Quenched invariance principles for random walks and elliptic diffusions in random media with boundary

TL;DR

This paper proves that certain random walks in complex random environments with boundaries converge to reflecting Brownian motion, advancing understanding of their long-term behavior and solving key open problems.

Contribution

It establishes quenched invariance principles for random walks with boundaries in various random media, including percolation clusters and conductance models, using heat kernel estimates.

Findings

Random walk on percolation clusters converges to reflecting Brownian motion.

Improved asymptotic estimates for mixing times in conductance models.
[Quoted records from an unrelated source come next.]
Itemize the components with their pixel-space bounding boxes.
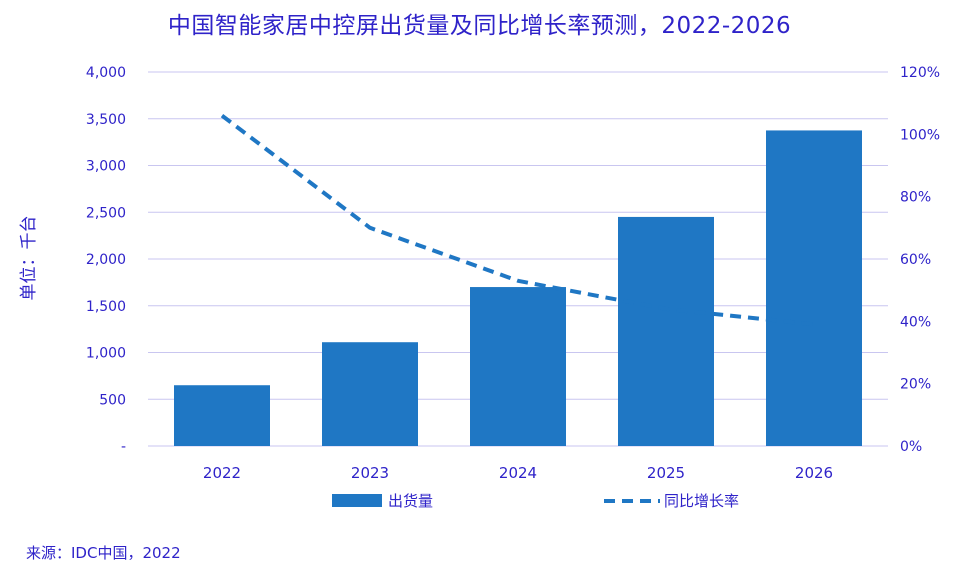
bar [766,130,862,446]
bar [470,287,566,446]
y-right-tick-label: 80% [900,190,931,206]
legend: 出货量 同比增长率 [332,492,739,510]
bar [618,216,714,446]
bar [174,385,270,446]
bar-series [174,130,862,446]
y-left-tick-label: 3,500 [86,112,126,128]
legend-bar-swatch [332,494,382,507]
y-left-tick-label: 2,500 [86,205,126,221]
growth-rate-line [220,114,815,327]
y-left-tick-label: 4,000 [86,65,126,81]
y-left-tick-label: 500 [99,392,126,408]
y-left-tick-label: - [121,439,126,455]
source-note: 来源：IDC中国，2022 [26,544,181,562]
x-axis-ticks: 2022 2023 2024 2025 2026 [203,464,833,482]
y-right-tick-label: 40% [900,314,931,330]
y-axis-right-ticks: 0% 20% 40% 60% 80% 100% 120% [900,65,940,455]
y-left-tick-label: 3,000 [86,159,126,175]
chart-title: 中国智能家居中控屏出货量及同比增长率预测，2022-2026 [167,13,792,39]
y-left-tick-label: 1,000 [86,346,126,362]
line-series [220,114,815,327]
x-tick-label: 2024 [499,464,537,482]
x-tick-label: 2022 [203,464,241,482]
y-left-tick-label: 1,500 [86,299,126,315]
y-right-tick-label: 100% [900,127,940,143]
x-tick-label: 2023 [351,464,389,482]
bar [322,342,418,446]
y-right-tick-label: 20% [900,377,931,393]
y-right-tick-label: 120% [900,65,940,81]
y-right-tick-label: 60% [900,252,931,268]
x-tick-label: 2026 [795,464,833,482]
legend-bar-label: 出货量 [388,492,433,510]
y-axis-left-ticks: - 500 1,000 1,500 2,000 2,500 3,000 3,500 4,000 [86,65,126,455]
y-right-tick-label: 0% [900,439,922,455]
y-left-tick-label: 2,000 [86,252,126,268]
legend-line-label: 同比增长率 [664,492,739,510]
x-tick-label: 2025 [647,464,685,482]
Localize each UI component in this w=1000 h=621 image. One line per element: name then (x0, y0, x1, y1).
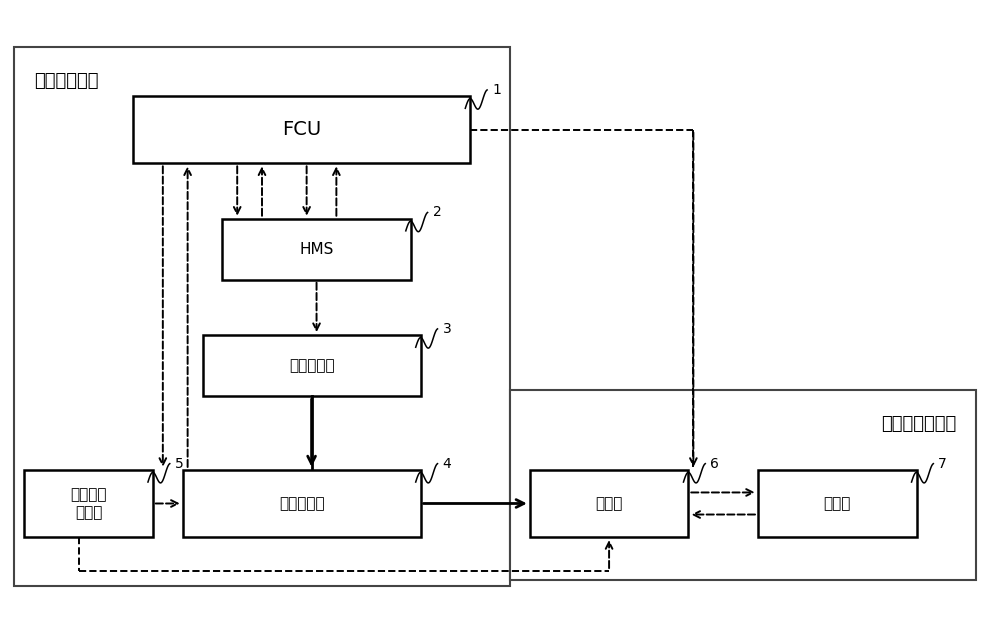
Bar (203, 335, 421, 396)
Text: HMS: HMS (299, 242, 334, 256)
Text: 加氢枪: 加氢枪 (595, 496, 623, 511)
Text: 5: 5 (175, 456, 183, 471)
Bar (14, 47, 510, 586)
Bar (24, 470, 153, 537)
Text: 加氢口总成: 加氢口总成 (279, 496, 324, 511)
Bar (530, 470, 688, 537)
Bar (758, 470, 917, 537)
Text: FCU: FCU (282, 120, 321, 139)
Text: 3: 3 (442, 322, 451, 336)
Bar (133, 96, 470, 163)
Text: 4: 4 (442, 456, 451, 471)
Text: 7: 7 (938, 456, 947, 471)
Text: 车载储氢瓶: 车载储氢瓶 (289, 358, 334, 373)
Bar (222, 219, 411, 280)
Text: 2: 2 (433, 206, 441, 219)
Bar (510, 390, 976, 580)
Text: 加氢机端子系统: 加氢机端子系统 (881, 415, 956, 433)
Text: 车辆端子系统: 车辆端子系统 (34, 71, 98, 89)
Bar (183, 470, 421, 537)
Text: 6: 6 (710, 456, 719, 471)
Text: 加氢机: 加氢机 (823, 496, 851, 511)
Text: 红外模块
控制器: 红外模块 控制器 (70, 487, 107, 520)
Text: 1: 1 (492, 83, 501, 97)
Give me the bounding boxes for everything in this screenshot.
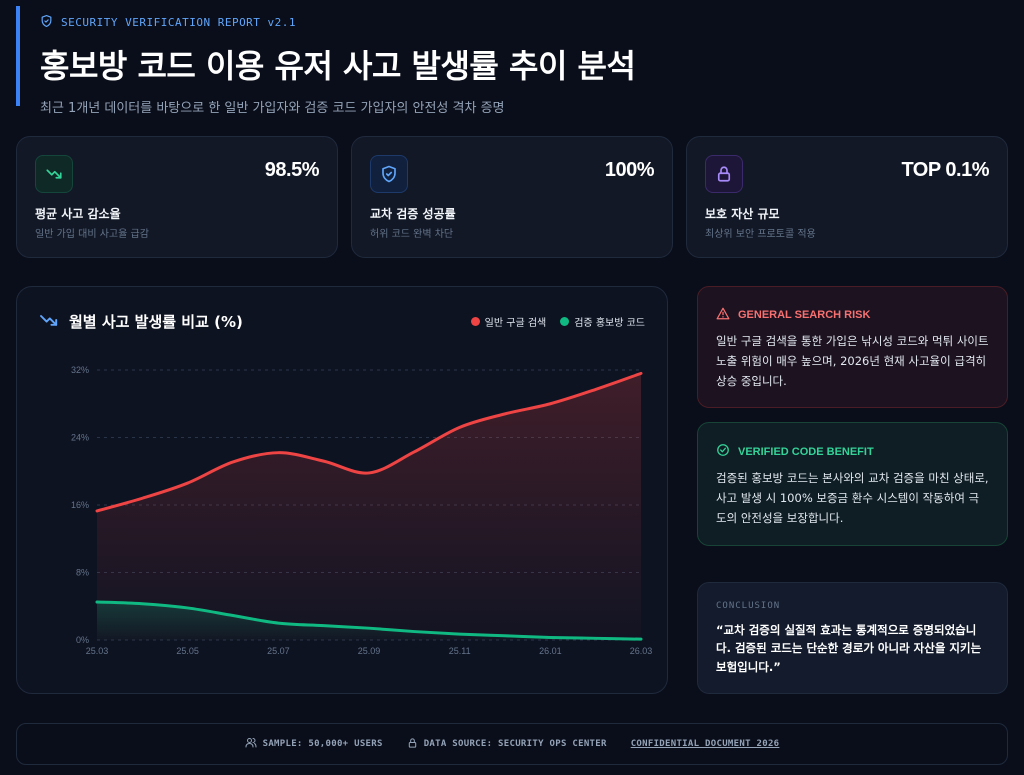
legend-label: 일반 구글 검색	[484, 318, 547, 329]
stat-label: 평균 사고 감소율	[35, 207, 121, 221]
x-tick-label: 25.09	[358, 646, 381, 656]
benefit-heading: VERIFIED CODE BENEFIT	[716, 443, 989, 460]
warning-icon	[716, 307, 730, 323]
y-tick-label: 16%	[71, 500, 89, 510]
x-tick-label: 25.11	[449, 646, 471, 656]
x-tick-label: 26.03	[630, 646, 653, 656]
legend-dot	[560, 317, 570, 326]
stat-label: 보호 자산 규모	[705, 207, 780, 221]
footer-sample-text: SAMPLE: 50,000+ USERS	[262, 739, 383, 749]
y-tick-label: 24%	[71, 433, 89, 443]
footer-source-text: DATA SOURCE: SECURITY OPS CENTER	[423, 739, 607, 749]
x-tick-label: 26.01	[539, 646, 562, 656]
stat-card-assets: TOP 0.1% 보호 자산 규모 최상위 보안 프로토콜 적용	[686, 136, 1008, 258]
chart-card: 0% 8% 16% 24% 32% 25.03 25.05 25.07 25.09 25.11 26…	[16, 286, 668, 694]
incident-rate-chart: 0% 8% 16% 24% 32% 25.03 25.05 25.07 25.09 25.11 26…	[71, 365, 653, 656]
conclusion-label: CONCLUSION	[716, 601, 781, 611]
risk-body: 일반 구글 검색을 통한 가입은 낚시성 코드와 먹튀 사이트 노출 위험이 매…	[716, 334, 989, 389]
risk-card: GENERAL SEARCH RISK 일반 구글 검색을 통한 가입은 낚시성…	[697, 286, 1008, 408]
report-footer: SAMPLE: 50,000+ USERS DATA SOURCE: SECUR…	[16, 723, 1008, 765]
y-tick-label: 8%	[76, 568, 89, 578]
benefit-body: 검증된 홍보방 코드는 본사와의 교차 검증을 마친 상태로, 사고 발생 시 …	[716, 471, 989, 526]
series-area	[97, 373, 641, 640]
chart-title: 월별 사고 발생률 비교 (%)	[39, 311, 243, 332]
shield-icon	[40, 14, 53, 31]
legend-dot	[470, 317, 480, 326]
page-subtitle: 최근 1개년 데이터를 바탕으로 한 일반 가입자와 검증 코드 가입자의 안전…	[40, 101, 505, 116]
check-circle-icon	[716, 443, 730, 460]
legend-item-general: 일반 구글 검색	[470, 314, 547, 329]
lock-icon	[705, 155, 743, 193]
stat-value: 98.5%	[264, 159, 320, 181]
x-tick-label: 25.03	[86, 646, 109, 656]
benefit-title: VERIFIED CODE BENEFIT	[738, 445, 874, 458]
risk-title: GENERAL SEARCH RISK	[738, 309, 871, 321]
report-eyebrow: SECURITY VERIFICATION REPORT v2.1	[40, 14, 716, 31]
footer-sample: SAMPLE: 50,000+ USERS	[245, 737, 383, 751]
page-title: 홍보방 코드 이용 유저 사고 발생률 추이 분석	[40, 47, 636, 85]
eyebrow-text: SECURITY VERIFICATION REPORT v2.1	[61, 16, 297, 29]
shield-check-icon	[370, 155, 408, 193]
chart-legend: 일반 구글 검색 검증 홍보방 코드	[470, 314, 645, 329]
chart-title-text: 월별 사고 발생률 비교 (%)	[69, 313, 243, 331]
stat-description: 최상위 보안 프로토콜 적용	[705, 229, 816, 240]
benefit-card: VERIFIED CODE BENEFIT 검증된 홍보방 코드는 본사와의 교…	[697, 422, 1008, 546]
confidential-link[interactable]: CONFIDENTIAL DOCUMENT 2026	[630, 739, 780, 749]
series-line	[95, 600, 643, 641]
stat-card-reduction: 98.5% 평균 사고 감소율 일반 가입 대비 사고율 급감	[16, 136, 338, 258]
y-tick-label: 0%	[76, 635, 89, 645]
x-tick-label: 25.07	[267, 646, 290, 656]
conclusion-quote: “교차 검증의 실질적 효과는 통계적으로 증명되었습니다. 검증된 코드는 단…	[716, 623, 982, 674]
report-header: SECURITY VERIFICATION REPORT v2.1 홍보방 코드…	[16, 6, 716, 116]
stat-description: 허위 코드 완벽 차단	[370, 229, 454, 240]
users-icon	[245, 737, 257, 751]
stat-value: 100%	[604, 159, 655, 181]
stat-card-verification: 100% 교차 검증 성공률 허위 코드 완벽 차단	[351, 136, 673, 258]
trending-down-icon	[39, 312, 59, 332]
stat-label: 교차 검증 성공률	[370, 207, 456, 221]
stat-value: TOP 0.1%	[901, 159, 989, 181]
lock-icon	[407, 737, 418, 752]
risk-heading: GENERAL SEARCH RISK	[716, 307, 989, 323]
y-tick-label: 32%	[71, 365, 89, 375]
legend-item-verified: 검증 홍보방 코드	[560, 314, 645, 329]
series-area	[97, 602, 641, 640]
stat-description: 일반 가입 대비 사고율 급감	[35, 229, 149, 240]
x-tick-label: 25.05	[176, 646, 199, 656]
series-line	[95, 371, 643, 513]
legend-label: 검증 홍보방 코드	[574, 318, 645, 329]
trending-down-icon	[35, 155, 73, 193]
conclusion-card: CONCLUSION “교차 검증의 실질적 효과는 통계적으로 증명되었습니다…	[697, 582, 1008, 694]
footer-source: DATA SOURCE: SECURITY OPS CENTER	[407, 737, 607, 752]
Quenched invariance principles hold for domains with general boundaries.

Abstract

Via a Dirichlet form extension theorem and making full use of two-sided heat kernel estimates, we establish quenched invariance principles for random walks in random environments with a boundary. In particular, we prove that the random walk on a supercritical percolation cluster or among random conductances bounded uniformly from below in a half-space, quarter-space, etc., converges when rescaled diffusively to a reflecting Brownian motion, which has been one of the important open problems in this area. We establish a similar result for the random conductance model in a box, which allows us to improve existing asymptotic estimates for the relevant mixing time. Furthermore, in the uniformly elliptic case, we present quenched invariance principles for domains with more general boundaries.